Тогда и родилась присказка к каждой молитве: «Пусть минует меня чаша сия». Какая чаша, Ганс не говорил: бог сам все знает.
Однако, чтобы помочь богу в исполнении просьбы раба своего, он ревностно нес службу: проштрафишься — фронта не миновать.
Все шло нормально, и вдруг — пленение…
Сначала, когда еще не прошел страх, вызванный возможностью смерти в снегу, он даже радовался, что лежит в тепле, что у него целы руки и ноги. Лишь под утро, когда стало ясно, что русские вот-вот проснутся и могут пересмотреть судьбу своих пленников, под сердце закралась тревога.
Как утопающий за соломинку, хватался Ганс за рассказы отца.
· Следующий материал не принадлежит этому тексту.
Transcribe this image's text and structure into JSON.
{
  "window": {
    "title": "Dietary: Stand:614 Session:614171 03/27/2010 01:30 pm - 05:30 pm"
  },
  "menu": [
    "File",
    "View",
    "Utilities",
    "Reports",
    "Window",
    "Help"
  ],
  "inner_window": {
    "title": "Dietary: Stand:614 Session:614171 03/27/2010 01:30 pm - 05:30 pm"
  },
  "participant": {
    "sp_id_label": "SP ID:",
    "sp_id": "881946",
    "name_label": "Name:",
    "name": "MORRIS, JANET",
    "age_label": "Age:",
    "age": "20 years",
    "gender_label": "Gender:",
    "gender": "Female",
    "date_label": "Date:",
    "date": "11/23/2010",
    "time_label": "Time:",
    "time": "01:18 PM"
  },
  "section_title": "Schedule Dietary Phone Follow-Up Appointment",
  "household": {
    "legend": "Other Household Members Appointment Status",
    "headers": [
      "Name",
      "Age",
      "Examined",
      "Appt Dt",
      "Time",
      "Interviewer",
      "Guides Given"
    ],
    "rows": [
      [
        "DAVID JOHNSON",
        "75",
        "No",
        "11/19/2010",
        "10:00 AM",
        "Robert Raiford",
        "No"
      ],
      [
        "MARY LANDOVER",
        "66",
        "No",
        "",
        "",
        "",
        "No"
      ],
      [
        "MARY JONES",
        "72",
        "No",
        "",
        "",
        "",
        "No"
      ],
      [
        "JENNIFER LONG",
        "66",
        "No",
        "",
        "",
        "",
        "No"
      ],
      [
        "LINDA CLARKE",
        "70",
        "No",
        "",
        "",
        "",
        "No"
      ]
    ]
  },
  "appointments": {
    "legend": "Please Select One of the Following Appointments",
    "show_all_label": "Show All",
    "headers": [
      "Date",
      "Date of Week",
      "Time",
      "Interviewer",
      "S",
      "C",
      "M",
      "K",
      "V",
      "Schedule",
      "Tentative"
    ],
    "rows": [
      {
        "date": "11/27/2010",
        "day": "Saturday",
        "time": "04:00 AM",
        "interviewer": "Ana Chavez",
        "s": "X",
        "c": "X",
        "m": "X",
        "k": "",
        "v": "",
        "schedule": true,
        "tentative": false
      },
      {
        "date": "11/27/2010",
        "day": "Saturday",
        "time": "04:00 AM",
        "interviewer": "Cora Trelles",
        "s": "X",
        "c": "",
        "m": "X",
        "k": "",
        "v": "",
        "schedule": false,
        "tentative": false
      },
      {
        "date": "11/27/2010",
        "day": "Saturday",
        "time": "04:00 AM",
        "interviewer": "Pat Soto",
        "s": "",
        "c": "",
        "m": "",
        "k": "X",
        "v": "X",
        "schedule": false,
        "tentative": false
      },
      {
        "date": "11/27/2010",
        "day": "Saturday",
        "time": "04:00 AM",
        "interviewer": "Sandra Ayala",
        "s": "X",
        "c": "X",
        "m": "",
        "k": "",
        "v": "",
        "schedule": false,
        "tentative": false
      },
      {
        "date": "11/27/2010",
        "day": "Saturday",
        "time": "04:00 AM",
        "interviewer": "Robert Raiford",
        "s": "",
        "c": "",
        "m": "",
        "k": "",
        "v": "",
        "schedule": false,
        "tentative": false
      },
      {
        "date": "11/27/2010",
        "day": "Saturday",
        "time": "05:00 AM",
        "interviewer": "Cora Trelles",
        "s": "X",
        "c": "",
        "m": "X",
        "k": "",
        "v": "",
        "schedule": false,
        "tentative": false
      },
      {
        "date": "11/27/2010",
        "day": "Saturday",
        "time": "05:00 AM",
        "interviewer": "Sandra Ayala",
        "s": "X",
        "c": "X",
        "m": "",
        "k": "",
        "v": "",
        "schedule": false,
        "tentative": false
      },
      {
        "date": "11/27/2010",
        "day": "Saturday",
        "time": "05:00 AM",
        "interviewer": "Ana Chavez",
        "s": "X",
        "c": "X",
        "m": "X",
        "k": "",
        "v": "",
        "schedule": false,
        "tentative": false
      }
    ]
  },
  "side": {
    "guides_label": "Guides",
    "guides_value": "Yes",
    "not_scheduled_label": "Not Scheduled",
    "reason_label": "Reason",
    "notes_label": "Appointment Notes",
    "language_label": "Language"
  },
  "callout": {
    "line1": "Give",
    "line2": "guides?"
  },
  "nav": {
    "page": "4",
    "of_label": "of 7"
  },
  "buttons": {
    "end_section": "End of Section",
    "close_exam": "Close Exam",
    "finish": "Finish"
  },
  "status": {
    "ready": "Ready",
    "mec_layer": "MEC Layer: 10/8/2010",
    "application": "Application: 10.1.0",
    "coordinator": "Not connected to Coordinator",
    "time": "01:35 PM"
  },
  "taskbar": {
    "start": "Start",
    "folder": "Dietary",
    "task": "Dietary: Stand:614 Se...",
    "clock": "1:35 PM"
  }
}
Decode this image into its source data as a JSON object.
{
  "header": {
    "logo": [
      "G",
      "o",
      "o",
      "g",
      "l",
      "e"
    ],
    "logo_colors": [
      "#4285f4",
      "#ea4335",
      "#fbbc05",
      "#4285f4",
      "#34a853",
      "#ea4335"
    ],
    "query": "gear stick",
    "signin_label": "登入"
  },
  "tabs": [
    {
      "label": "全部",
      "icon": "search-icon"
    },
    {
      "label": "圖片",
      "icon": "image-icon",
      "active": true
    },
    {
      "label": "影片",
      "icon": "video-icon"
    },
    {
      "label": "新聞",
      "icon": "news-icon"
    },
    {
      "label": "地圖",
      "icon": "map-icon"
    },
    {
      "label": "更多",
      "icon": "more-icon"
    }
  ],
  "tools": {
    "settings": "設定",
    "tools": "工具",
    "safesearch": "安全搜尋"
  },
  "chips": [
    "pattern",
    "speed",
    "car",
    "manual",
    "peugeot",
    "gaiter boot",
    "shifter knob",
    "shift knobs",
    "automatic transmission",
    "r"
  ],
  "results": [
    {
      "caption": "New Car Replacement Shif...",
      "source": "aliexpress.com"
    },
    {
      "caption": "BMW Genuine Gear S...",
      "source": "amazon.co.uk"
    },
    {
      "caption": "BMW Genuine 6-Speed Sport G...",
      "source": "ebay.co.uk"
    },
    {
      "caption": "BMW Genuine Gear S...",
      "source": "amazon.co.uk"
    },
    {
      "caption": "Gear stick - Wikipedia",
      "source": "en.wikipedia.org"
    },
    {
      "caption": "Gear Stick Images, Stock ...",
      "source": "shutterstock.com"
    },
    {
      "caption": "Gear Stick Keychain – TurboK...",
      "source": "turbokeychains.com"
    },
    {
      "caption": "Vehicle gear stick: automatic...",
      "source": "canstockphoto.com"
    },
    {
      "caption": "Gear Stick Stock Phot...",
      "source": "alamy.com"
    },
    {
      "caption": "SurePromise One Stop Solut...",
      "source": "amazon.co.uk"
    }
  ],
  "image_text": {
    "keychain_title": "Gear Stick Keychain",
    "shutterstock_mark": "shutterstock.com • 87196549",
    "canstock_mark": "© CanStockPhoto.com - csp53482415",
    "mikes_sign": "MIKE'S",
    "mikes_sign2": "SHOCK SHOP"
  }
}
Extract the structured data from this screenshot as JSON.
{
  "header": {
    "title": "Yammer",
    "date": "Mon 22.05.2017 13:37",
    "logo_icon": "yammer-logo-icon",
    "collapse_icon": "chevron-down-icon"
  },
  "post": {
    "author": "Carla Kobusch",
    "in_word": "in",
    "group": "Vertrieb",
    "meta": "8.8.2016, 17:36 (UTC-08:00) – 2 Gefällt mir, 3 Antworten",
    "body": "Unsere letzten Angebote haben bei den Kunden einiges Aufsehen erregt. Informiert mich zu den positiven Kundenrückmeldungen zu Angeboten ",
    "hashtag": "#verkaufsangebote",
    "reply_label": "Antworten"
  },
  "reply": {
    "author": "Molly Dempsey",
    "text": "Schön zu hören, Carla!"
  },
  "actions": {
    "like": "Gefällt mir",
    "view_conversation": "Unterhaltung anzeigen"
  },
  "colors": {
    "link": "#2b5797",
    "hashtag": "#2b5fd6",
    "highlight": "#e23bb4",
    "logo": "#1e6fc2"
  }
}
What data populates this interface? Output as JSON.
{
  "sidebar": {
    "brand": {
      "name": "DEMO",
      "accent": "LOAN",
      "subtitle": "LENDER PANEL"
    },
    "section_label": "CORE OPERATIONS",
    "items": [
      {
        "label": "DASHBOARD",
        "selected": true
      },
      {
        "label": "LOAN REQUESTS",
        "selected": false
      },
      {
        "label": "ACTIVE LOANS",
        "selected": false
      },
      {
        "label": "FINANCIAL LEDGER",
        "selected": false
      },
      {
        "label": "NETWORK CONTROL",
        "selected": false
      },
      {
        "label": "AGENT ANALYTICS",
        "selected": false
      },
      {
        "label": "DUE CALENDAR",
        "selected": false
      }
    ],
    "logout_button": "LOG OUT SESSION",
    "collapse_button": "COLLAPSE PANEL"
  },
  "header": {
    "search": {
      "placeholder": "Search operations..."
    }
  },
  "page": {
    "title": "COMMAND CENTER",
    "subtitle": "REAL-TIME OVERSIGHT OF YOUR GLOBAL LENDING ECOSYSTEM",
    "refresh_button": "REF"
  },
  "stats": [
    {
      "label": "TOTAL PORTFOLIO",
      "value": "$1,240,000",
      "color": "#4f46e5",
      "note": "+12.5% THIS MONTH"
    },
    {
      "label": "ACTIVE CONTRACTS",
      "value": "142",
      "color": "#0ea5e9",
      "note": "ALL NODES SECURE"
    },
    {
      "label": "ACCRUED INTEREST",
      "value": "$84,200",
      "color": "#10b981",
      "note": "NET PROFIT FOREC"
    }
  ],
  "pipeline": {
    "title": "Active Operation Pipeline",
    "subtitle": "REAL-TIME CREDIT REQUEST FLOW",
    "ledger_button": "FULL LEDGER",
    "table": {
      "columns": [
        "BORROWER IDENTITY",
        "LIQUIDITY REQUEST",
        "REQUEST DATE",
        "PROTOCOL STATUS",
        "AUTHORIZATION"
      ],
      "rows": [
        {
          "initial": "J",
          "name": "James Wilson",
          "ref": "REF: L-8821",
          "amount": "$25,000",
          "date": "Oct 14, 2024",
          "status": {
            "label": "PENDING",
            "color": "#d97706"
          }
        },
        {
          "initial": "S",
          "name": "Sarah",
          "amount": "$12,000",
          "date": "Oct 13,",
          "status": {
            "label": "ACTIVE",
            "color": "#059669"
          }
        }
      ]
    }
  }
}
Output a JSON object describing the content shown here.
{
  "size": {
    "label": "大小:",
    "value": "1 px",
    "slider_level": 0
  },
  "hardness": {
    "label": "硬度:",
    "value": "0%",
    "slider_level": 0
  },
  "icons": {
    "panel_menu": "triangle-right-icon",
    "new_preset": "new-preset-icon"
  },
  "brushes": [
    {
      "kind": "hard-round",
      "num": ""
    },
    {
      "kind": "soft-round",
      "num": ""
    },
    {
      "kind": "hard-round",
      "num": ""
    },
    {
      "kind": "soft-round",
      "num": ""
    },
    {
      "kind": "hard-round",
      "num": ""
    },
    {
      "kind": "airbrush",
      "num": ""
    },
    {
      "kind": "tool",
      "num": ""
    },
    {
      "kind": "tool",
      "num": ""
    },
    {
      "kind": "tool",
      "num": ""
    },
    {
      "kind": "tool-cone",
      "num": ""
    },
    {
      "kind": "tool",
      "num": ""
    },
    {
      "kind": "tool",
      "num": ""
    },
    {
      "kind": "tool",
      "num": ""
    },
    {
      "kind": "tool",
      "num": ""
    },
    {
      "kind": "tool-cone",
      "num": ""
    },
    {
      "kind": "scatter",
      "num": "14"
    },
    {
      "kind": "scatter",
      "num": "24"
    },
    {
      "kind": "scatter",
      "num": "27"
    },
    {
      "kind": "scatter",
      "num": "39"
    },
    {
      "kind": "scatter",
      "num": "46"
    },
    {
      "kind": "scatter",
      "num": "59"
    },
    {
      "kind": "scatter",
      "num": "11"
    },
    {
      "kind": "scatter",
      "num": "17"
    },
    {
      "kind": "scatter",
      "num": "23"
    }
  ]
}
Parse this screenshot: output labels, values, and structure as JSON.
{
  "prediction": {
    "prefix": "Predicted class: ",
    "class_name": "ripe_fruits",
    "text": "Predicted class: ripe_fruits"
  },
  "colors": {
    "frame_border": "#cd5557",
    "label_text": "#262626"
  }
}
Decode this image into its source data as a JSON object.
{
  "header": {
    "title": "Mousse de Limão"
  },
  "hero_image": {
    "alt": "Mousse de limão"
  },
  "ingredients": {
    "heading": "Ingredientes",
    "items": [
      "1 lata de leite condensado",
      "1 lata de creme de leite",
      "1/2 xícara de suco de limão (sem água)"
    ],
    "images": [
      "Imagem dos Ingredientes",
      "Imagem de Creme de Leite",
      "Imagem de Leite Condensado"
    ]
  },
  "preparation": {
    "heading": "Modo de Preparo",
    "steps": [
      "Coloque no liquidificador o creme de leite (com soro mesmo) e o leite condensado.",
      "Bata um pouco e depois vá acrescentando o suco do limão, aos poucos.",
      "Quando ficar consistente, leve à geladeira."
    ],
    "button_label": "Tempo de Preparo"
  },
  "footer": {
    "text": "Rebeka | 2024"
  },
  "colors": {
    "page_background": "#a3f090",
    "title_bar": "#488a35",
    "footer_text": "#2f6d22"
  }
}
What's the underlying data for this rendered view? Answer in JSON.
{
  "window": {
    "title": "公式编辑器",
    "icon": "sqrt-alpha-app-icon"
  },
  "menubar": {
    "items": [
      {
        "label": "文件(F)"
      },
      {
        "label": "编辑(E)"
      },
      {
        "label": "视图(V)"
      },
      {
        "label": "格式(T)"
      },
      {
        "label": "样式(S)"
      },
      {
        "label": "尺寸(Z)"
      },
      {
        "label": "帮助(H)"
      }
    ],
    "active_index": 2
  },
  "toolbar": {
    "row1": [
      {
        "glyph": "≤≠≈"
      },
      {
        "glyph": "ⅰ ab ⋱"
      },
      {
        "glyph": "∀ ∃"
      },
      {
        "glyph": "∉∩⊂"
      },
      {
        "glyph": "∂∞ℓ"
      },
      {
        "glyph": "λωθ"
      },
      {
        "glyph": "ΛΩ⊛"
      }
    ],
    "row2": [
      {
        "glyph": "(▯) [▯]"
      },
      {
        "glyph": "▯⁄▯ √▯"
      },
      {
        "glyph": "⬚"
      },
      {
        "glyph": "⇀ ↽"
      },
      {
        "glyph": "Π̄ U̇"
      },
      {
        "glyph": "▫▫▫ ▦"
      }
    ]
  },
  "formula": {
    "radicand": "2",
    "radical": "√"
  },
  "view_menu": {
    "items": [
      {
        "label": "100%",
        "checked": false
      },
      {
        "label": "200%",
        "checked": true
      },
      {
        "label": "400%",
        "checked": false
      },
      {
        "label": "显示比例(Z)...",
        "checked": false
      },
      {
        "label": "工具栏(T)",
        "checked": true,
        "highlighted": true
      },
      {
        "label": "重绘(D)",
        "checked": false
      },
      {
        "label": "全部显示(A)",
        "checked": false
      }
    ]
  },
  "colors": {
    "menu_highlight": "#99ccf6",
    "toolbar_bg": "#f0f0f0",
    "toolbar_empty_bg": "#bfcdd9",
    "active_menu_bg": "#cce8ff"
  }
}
И вынужден был признать, что пока сбывалось все, о чем говорил отец: русские и не пытались измываться, унижать человеческое достоинство его, Ганса, или Пауля. Даже не проявляли к ним повышенного интереса, вели себя так, будто пленные немцы для них не диковинка.
За одно это он благодарен им.
Правда, раза два, как казалось Гансу, беда была рядом. Особенно не по себе стало, когда Пауль приказал дословно перевести его ответ Петру, осмелившемуся оскорбить фюрера. Лично он, Ганс, воздержался бы от такого ответа. Но все обошлось.
Зато было много вечеров, когда разговоры завязывались сами собой. Тогда и узнал, что эти русские — бывшие солдаты, отбившиеся от своих частей, — темными ночами рвали линию связи, убивали немецких солдат-одиночек.
Эти действия русских казались ему настолько абсурдными, что однажды он изменил правилу держать свои мысли при себе и спросил:
— Как долго вы намерены сопротивляться неизбежному?
— До полной победы над фашизмом воевать будем, — ответил Каргин.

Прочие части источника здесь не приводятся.